In fact, it could serve as a learning curve for public communication aspect of our crisis-management diplomacy, particularly in context of its implications for afflicted families. In the last four years, was the government misled by its “sources” in strife- torn Iraq? Till the defeat of ISIS in Mosul, that possibility couldn’t be ruled out.

In hostile ISIS-controlled Mosul, intelligence gathering about missing Indians couldn’t be expected to go anywhere beyond sketchy, flawed or even a non-starter. That situation only changed in July last year when Iraqi authorities were more forthcoming and even co-operative in sharing the relevant details and assisting in the search. It’s possible that government read too much, and even communicated bits of it, into whatever clues it got even in the period when ISIS was controlling Mosul.

There can always be speculation about the immediate trigger behind Swaraj’s statement in Parliament. The government’s expected response would be to play down any idea of a trigger except the findings reaching their logical conclusion. However, contrary to any perception about national politics deciding the timing of such a statement, it’s plausible that it was promoted by a need to pre-empt any such declaration by Iraq’s Martyr Foundation. That would have been an embarrassment for South Block.

Any suggestion of political reasoning behind revealing or concealing information regarding the fate of the victims seems like an unusual creeping of partisan cynicism into the hitherto untouched terrain of foreign policy discourse, particularly crisis response on foreign soil.

Though diplomacy can’t be detached from the policy framework of a regime, India’s foreign policy discourse and decision making on crucial issues have a general character of continuity and consensus cutting across political lines. The political slugfest over such incidents seems to be a new subtext to the acrimonious political battles in which issues get reduced to opportunities for diatribe.

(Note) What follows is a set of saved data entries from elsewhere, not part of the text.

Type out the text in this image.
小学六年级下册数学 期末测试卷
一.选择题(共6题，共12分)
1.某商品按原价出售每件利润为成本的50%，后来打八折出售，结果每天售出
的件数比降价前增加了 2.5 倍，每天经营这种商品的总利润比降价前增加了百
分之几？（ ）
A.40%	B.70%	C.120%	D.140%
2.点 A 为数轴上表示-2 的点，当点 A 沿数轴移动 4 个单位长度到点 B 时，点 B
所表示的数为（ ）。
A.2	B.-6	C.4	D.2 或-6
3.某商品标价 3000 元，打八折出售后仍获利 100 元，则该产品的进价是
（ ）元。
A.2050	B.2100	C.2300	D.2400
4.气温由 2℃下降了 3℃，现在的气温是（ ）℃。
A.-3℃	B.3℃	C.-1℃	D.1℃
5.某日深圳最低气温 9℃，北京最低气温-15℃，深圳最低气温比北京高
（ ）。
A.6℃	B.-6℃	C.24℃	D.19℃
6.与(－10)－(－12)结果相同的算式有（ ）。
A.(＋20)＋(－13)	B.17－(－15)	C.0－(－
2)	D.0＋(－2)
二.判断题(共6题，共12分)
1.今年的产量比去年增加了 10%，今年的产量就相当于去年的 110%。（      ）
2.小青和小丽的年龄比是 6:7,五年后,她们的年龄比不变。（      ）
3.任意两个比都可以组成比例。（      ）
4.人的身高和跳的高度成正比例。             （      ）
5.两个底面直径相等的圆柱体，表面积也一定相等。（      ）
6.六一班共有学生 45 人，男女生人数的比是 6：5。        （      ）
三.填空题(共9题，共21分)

What, instead, the tragic end of the 39 workers should have alerted us to is the barbaric face of jihadist forces like ISIS and the violent terror that they are capable of unleashing on Indians working abroad. It’s this realisation and the urgency to have proper response and security mechanisms in place that went missing amid the din of bytes and the deluge of tweets attacking or defending the government. It appears that the public discourse seems resigned to the reality of Islamist terror as fait accompli.

Even such misdirected priority would serve a purpose if the Mosul massacre paves the way for a reappraisal of the MEA’s public communication apparatus, more so when it is dealing with crisis response overseas.